Fast Break: Hamburgers

What makes a burger a burger? Ham? Turkey? Tofu? Black beans? Rare? Medium? Well-done? We all have our favorite toppings, from bacon to portabella mushrooms to just loads of melted cheese. Some enjoy a burger on a pretzel bun, brioche, or skip the bun altogether and pile it on top of some delicious fresh lettuce. However you enjoy it, Americans eat about 40 million of them a year. One could say they’re a pretty popular dish.
 
People have been squishing ground meat into patties since the days of Genghis Khan. When the Mongol army invaded Russia, the Russians adopted this delicacy and called it ‘steak tartare.’ The German port of Hamburg got ahold of steak tartare, and well, you can see why we call hamburgers hamburgers.
 
Immigrants brought the skill of cooking Hamburg steak over with them, a dish that was cheap and easy to make: just get some ground up meat, add some spices, cook it, and there you go.
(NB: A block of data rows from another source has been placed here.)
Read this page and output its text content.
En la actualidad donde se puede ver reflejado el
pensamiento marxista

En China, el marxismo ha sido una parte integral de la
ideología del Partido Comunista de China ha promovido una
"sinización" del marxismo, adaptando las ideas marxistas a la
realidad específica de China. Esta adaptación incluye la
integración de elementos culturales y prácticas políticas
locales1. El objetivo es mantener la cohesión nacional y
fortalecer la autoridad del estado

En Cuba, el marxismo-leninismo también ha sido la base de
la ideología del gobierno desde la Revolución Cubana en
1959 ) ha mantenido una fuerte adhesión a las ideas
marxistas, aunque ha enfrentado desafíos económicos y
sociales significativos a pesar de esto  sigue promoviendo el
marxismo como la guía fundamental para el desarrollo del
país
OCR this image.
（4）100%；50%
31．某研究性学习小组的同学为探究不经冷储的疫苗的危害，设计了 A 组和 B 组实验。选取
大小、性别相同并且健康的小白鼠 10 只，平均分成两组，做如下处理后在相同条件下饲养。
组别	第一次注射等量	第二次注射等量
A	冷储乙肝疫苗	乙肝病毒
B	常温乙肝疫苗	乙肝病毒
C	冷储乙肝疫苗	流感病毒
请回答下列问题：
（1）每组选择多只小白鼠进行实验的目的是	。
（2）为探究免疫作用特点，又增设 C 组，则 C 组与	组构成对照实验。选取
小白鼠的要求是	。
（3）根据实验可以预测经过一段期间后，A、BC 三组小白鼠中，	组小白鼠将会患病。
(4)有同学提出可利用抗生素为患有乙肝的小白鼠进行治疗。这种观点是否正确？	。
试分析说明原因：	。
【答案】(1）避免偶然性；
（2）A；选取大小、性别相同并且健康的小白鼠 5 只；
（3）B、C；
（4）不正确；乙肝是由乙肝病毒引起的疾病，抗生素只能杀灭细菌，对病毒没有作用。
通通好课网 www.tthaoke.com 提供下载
It wasn’t until meat grinders came along in the 1800s that Hamburg steak became hamburger. By the mid 1800’s hamburgers were beginning to show up on menus.
 
Where the real debate begins is deciding who put the first hamburger on a bun, creating the classic American dish. Whether is was Charlie selling burgers at a Wisconsin fair or Louis at his lunch spot in Connecticut, it’s clear American would have invented the sandwich sooner or later. Hamburgers, along with peanut butter, waffles cones, and ice cream, made it big at the 1904 World’s Fair in St. Louis, Missouri, and the rest, we could say, is history.
For something a little different, I would suggest trying the Lost Highway Burger at Sunny Street Café: Black Angus Beef burger, over-medium egg, grilled onions, and habanero jack cheese.